Затем Коровина передает мне трубку:
— Посиди пока дома, не нагнетай обстановку, — услышала я. — Здесь главная Галина Георгиевна, а ты на птичьих правах.
— И сколько мне ждать?
— Неделю, — этот человек всем умел заговаривать зубы!
— Но мне дома уже есть не дают!
— Хорошо, я приду вечером и все им объясню.
— Не надо!
На лестнице мне было сказано Коровиной:
— Я, конечно, понимаю, что тебе, как и всякому нормальному человеку, нужно общение, но ты мне мешаешь работать. Я взяла на себя ответственность. Мне и самой стыдно перед детьми, скоро год, как я в последний раз получала зарплату. Тебе же Сафронов сказал, что даст тебе работу? Он-то на рынке зарплату получает, семью кормит. А ты на иждивении. Я же не говорю, что ты не можешь сюда приходить. Ты можешь сюда звонить...

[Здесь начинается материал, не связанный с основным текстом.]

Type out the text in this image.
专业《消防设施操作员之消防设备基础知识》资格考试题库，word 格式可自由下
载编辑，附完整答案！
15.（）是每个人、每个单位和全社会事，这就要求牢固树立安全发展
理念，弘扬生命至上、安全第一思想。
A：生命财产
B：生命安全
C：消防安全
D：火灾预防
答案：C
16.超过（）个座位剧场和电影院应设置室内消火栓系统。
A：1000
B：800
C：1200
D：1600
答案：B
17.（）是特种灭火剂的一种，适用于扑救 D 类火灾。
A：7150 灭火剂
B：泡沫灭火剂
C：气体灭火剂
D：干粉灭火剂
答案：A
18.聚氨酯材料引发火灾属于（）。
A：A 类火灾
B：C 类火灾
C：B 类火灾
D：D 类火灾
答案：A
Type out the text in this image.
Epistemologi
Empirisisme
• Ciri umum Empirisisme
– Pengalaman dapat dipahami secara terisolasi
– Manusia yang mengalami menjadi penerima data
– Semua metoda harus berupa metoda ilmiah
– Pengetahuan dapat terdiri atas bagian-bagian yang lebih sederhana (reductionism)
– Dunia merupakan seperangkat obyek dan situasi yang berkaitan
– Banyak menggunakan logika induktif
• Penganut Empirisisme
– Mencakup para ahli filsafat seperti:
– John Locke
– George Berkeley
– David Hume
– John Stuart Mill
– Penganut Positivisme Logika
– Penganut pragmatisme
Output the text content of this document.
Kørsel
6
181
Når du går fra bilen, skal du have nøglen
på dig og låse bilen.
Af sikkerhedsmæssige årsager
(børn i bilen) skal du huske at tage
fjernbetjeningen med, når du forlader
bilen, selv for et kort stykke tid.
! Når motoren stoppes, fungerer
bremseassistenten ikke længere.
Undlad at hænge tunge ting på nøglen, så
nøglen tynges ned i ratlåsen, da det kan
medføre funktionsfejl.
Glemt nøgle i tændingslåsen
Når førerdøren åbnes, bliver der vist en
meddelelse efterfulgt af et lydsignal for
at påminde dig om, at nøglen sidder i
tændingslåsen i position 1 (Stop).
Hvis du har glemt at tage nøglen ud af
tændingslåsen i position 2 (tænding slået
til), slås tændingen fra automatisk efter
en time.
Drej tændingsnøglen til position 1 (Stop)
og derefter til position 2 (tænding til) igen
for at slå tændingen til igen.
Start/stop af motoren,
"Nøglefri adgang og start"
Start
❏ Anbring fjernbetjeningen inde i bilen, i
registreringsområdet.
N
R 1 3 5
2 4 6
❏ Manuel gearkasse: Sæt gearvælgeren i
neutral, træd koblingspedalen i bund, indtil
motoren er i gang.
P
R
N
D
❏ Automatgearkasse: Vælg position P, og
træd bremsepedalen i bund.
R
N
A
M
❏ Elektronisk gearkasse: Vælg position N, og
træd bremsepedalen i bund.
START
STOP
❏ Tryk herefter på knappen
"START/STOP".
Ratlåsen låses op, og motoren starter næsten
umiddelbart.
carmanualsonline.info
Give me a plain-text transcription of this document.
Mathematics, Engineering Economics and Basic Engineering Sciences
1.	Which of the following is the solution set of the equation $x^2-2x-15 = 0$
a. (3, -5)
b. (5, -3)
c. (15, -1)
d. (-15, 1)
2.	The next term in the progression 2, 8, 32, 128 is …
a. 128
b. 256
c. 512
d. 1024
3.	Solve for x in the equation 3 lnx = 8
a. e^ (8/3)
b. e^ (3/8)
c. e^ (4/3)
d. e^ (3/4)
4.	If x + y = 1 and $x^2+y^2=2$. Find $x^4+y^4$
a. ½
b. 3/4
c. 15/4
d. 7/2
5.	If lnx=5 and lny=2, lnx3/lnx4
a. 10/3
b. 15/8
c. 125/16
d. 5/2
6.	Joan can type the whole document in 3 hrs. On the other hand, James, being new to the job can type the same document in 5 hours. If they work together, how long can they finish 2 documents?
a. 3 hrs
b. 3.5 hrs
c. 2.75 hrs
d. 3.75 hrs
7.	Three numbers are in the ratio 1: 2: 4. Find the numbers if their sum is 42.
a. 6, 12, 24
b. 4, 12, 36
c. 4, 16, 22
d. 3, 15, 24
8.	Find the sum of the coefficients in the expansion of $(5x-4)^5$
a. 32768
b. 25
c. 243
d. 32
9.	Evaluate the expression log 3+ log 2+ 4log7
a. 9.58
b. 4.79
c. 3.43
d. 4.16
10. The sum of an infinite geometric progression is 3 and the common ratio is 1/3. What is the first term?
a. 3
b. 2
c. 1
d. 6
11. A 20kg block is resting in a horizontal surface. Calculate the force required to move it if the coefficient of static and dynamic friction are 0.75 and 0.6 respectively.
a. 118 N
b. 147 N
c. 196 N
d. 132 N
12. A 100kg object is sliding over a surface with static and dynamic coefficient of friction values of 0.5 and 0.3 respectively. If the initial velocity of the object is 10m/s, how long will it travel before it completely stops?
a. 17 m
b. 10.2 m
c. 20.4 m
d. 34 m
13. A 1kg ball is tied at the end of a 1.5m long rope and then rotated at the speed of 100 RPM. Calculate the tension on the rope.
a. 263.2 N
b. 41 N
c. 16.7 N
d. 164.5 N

Я ответила ей что-то из того, что отвечают в отчаянии, наивно пытаясь разбудить совесть. Слезы душили меня, но дома плакать было нельзя.
...Через неделю я вытряхнула из кошелька в окошко переговорного пункта рубль двадцать и скормила уличному таксофону ребристый кружок жетона.
— Тебе же сказали — не звонить! — взревело в трубке, — мы тебе записку в почтовый ящик положим. Все. Разговор окончен!
Это было в феврале, а сейчас сентябрь.